O Rock Como Ele é

Perto demais

Naquele momento o player aleatório estava matador: Celso Blues Boy, Patife Band, Hoodoo Gurus e Ira!, com exclamação e tudo.

O tempo passou, mas ele estava na mesma estrada. Ouvia promessas e mentiras que não davam em nada. Nem de quatro em quatro anos, quando era obrigado a votar em governantes que não se mostravam confiáveis após o pleito; tampouco no campo profissional. Explica-se que vinha sendo enrolado pela chefia há um tempão, mesmo já tendo sido aprovado com louvor em todas as etapas do concurso interno daquela estatal tão importante. A desculpa da vez era que pegava mal anunciar promoções em tempos de eleição em que o presidente tentava se manter no cargo. Na vida pessoal a coisa também não ia bem. Era preciso fazer algo.
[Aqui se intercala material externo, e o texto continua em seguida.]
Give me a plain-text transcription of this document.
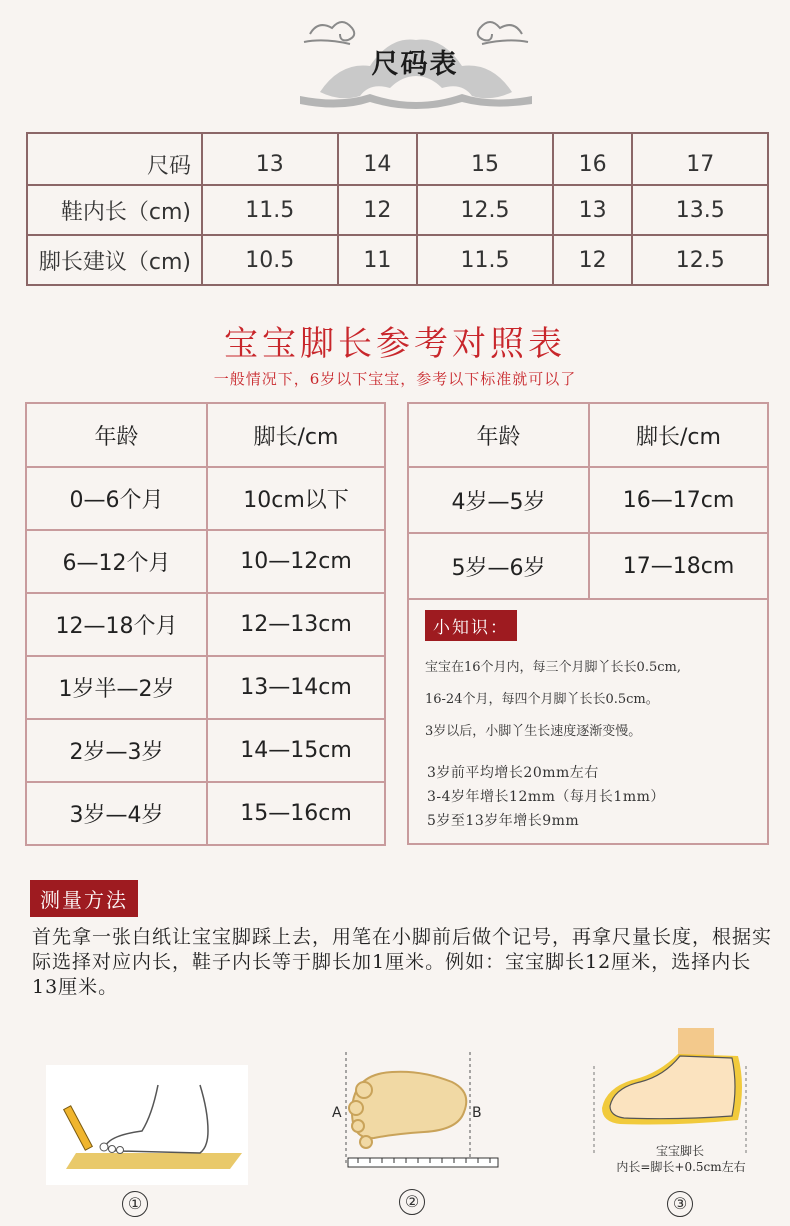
尺码表
尺码	13	14	15	16	17
鞋内长（cm)	11.5	12	12.5	13	13.5
脚长建议（cm)	10.5	11	11.5	12	12.5
宝宝脚长参考对照表
一般情况下，6岁以下宝宝，参考以下标准就可以了
年龄	脚长/cm
0—6个月	10cm以下
6—12个月	10—12cm
12—18个月	12—13cm
1岁半—2岁	13—14cm
2岁—3岁	14—15cm
3岁—4岁	15—16cm
年龄	脚长/cm
4岁—5岁	16—17cm
5岁—6岁	17—18cm
小知识：
宝宝在16个月内，每三个月脚丫长长0.5cm,
16-24个月，每四个月脚丫长长0.5cm。
3岁以后，小脚丫生长速度逐渐变慢。
3岁前平均增长20mm左右
3-4岁年增长12mm（每月长1mm）
5岁至13岁年增长9mm
测量方法
首先拿一张白纸让宝宝脚踩上去，用笔在小脚前后做个记号，再拿尺量长度，根据实际选择对应内长，鞋子内长等于脚长加1厘米。例如：宝宝脚长12厘米，选择内长13厘米。
①
A	B
②
宝宝脚长
内长=脚长+0.5cm左右
③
Estava tenso, travado, cansado, propenso ao suicídio. A frase parece ser dramática – e é -, mas era a forma como se sentia, na hora em que o velho garçom lhe trocava uma caldereta de chope por outra. Ficava imaginando como aqueles senhores, com mais de 30 anos de casa cada um continuavam a fazer a parte deles com uma boa vontade exemplar. Fora o hábito de servir um shinit atrás do outro, caso o cliente não pedisse que isso só acontecesse quando efetivamente solicitado. De uns tempos pra cá adotara o bar mais antigo da Lapa como local para insights às cinco da tarde. Era sempre mais tarde que isso, mas não podia deixar passar a citação ao Velho Lobo do Leblon.

Queria achar que o passado recente estava a há mil milhas dali. Mas não era assim que a coisa funcionava. As memórias dos dias que passou com aquela fulana que conheceu numa rede social ainda eram vivíssimas. Não era dado à modernidades da globalização – termo tão real que nem era mais usado como algo ainda a acontecer -, mas, por conta da posição social, foi praticamente obrigado a adquirir um Blackberry na última viagem à Nova York. Não poderia receber uma ligação, com os colegas da firma por perto, atendendo num daqueles aparelhos obsoletos. Seria motivo e chacota na hora. Pensava nisso e lembrava da música do Canastra. Um hit sem nunca ter sido.

Não era de sair à noite, nas luzes da cidade. Mas, depois dos encontros virtuais, parece que uma coisa passou a levar imediatamente à outra. Era conhecer alguém naquele mundinho de dentro do computador para, em seguida, partir para o encontro real. Por isso aquela parada ali naquele ponto de tradição boêmia era estratégica. O aparelhinho não parava quieto, por conta de um frenético tráfego de mensagens. Até um de seus chefes – e ainda tinha mais essa – pegou o hábito de monitorá-lo com um ou outro comentário ordinário sobre o trabalho. Precisava ter cuidado para não endereçar as cantadas menos sutis para a pessoa errada.

Gostava de estar naquele canto de bar das antigas, bebendo aqueles chopes ultra gelados em sequencia e digitando sem parar com boa música nos ouvidos. Naquele momento o player aleatório estava matador: Celso Blues Boy, Patife Band, Hoodoo Gurus e Ira!, com exclamação e tudo. A concentração era tanta que, quando se deu conta, a notinha estava lhe sendo entregue e até um táxi já havia sido solicitado pelos garçons amigos. Em meio a tanta informação talvez não tenha percebido a mais importante da noite. Uma pequena no lado oposto, acompanhada por um casal, que não parava de, em vão, lhe flertar. Era só o que lembrava ao deitar a cara cheia no travesseiro amarrotado.